The baby boomers discovered the pleasure of consumerism. Easy borrowing and plastic money made it possible for us to buy homes and SUVs, which we could hardly afford. Our mission was no longer to reform the world but to get rich quickly. Now, each one of us wants his, or her, 15 minutes of fame. Nurturing image and keeping up with the Joneses is critical. We crave for more goods and services to make us feel good and for “emotional gratification”. Until recently, this was freely available through the sheer joy of belonging to a community.
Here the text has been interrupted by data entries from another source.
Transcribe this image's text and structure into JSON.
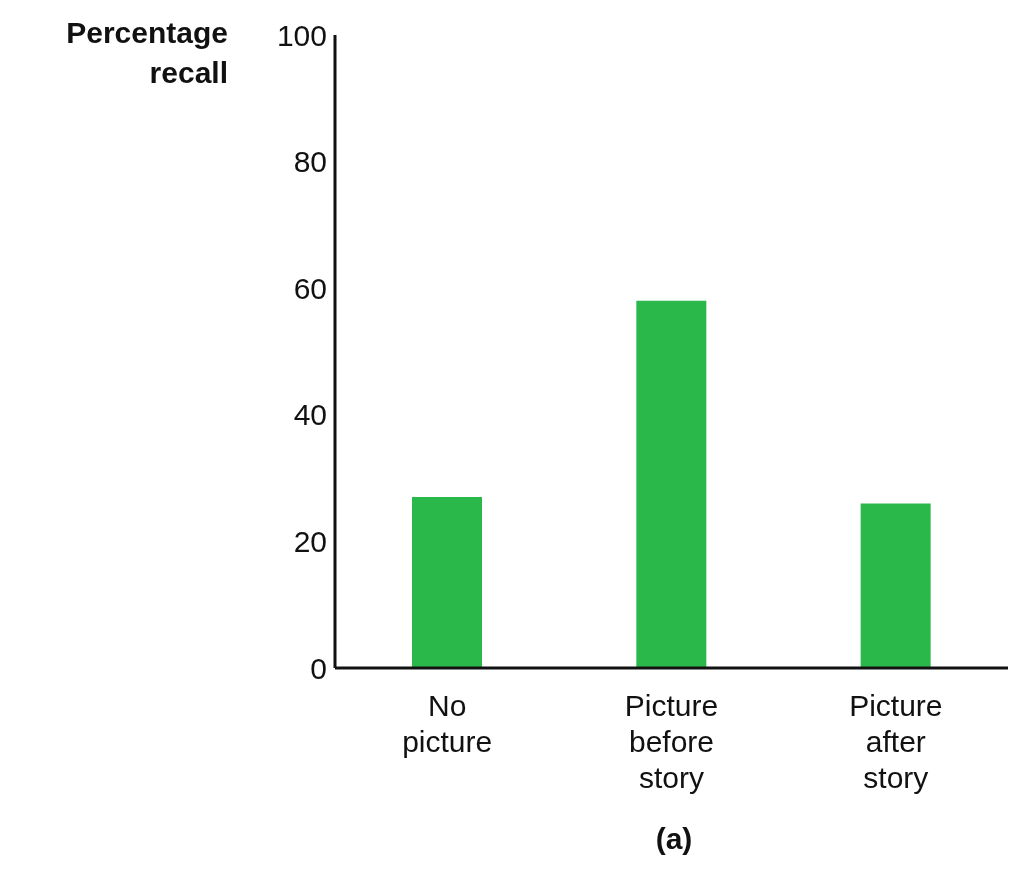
{
  "chart_data": {
    "type": "bar",
    "ylabel": "Percentage recall",
    "categories": [
      "No picture",
      "Picture before story",
      "Picture after story"
    ],
    "values": [
      27,
      58,
      26
    ],
    "color": "#2bb84a",
    "ylim": [
      0,
      100
    ],
    "yticks": [
      0,
      20,
      40,
      60,
      80,
      100
    ],
    "grid": false,
    "annotations": [
      "(a)"
    ]
  }
}
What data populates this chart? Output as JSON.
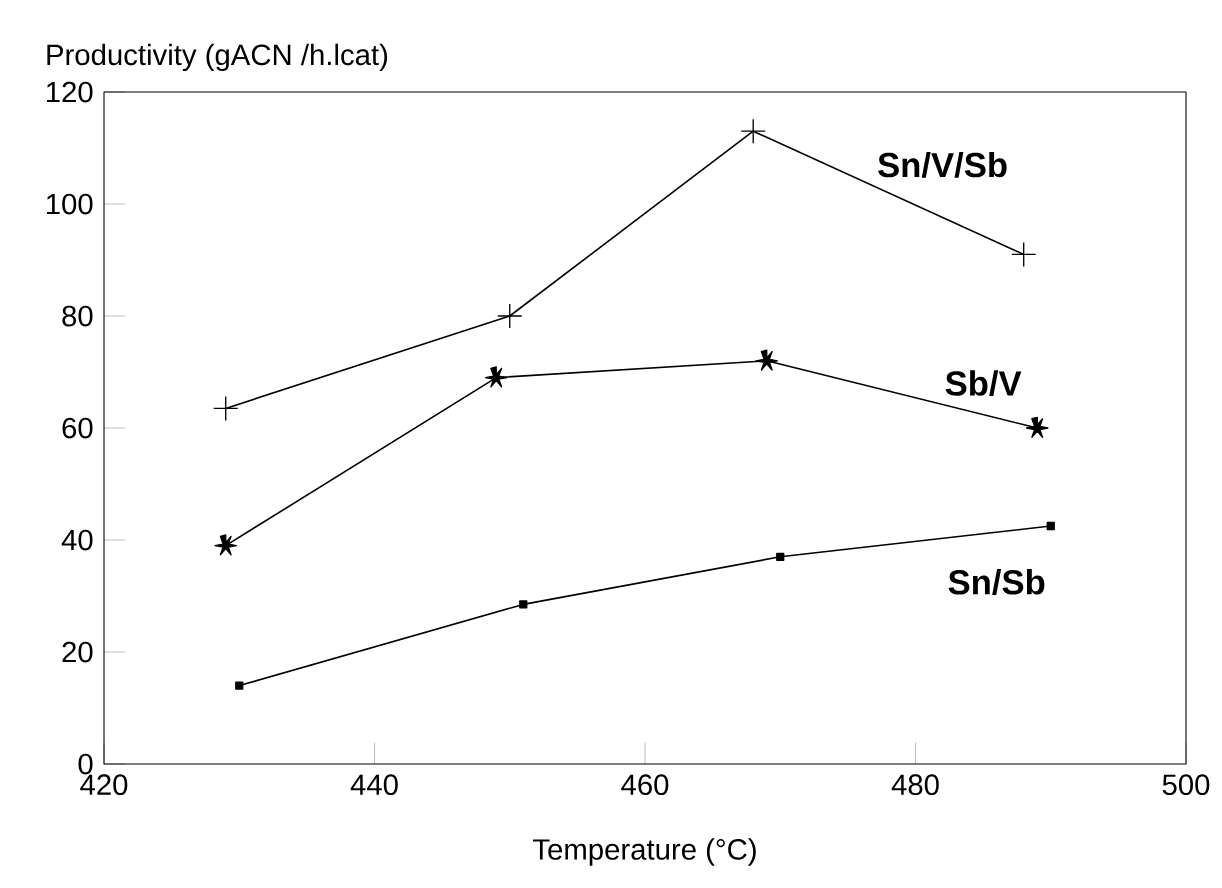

In the meantime, corruption spread like wildfire. Discipline has become a dirty word. We no longer respect authority. This is partly due to the fact that familiarity breeds contempt. In the meantime, authority keeps shooting itself in the foot. We no longer know who to trust. We trusted the state, the judiciary, the police, public officers and they all let us down. Even the Church, perhaps the ultimate bulwark of local authority, seems to be running off in all directions.
We, the baby boomers, no longer know what it means to be Maltese. The red and white have been fused with blue and many stars. We aspire to become European but we are not sure what that means either. Incredibly, it seems that nobody really cares. We wanted change and we got change. But we also got increased uncertainty, higher risks and more stress. We have lost all of our anchors and sense of mission. Life has mellowed us. In less than a lifetime, we have passed from an age of anxiety (independence and demilitarisation) to one of false security (everything for free from the cradle to the grave) to one of opportunism (carpe diem).
What sort of upbringing did we give our children? What legacy will we be leaving behind us? Unlike our parents, we opted for fewer children. We passed on all our aspirations, frustrations and doubts onto them. We gave them colour television, laptops and cellular phones. We sought to befriend them in the only way we knew how, by buying things for them. We induced them to develop an inflated sense of entitlement. They protested by pretending that they do not care. For us every coin has two sides; for them the two sides are but one. Yin and yang. The virtual and the real. The private and the public. Now they live for the “here and now”. Their nightmare is environmental disasters, especially global warming.
Baby boomers were born in a world where we did not feel we belonged. We managed to change a lot. Gone are the days of rampant superstition, dogmatism and prejudice. Today, we possess more but much of our joie de vivre is gone. If only the silent generation was not so silent.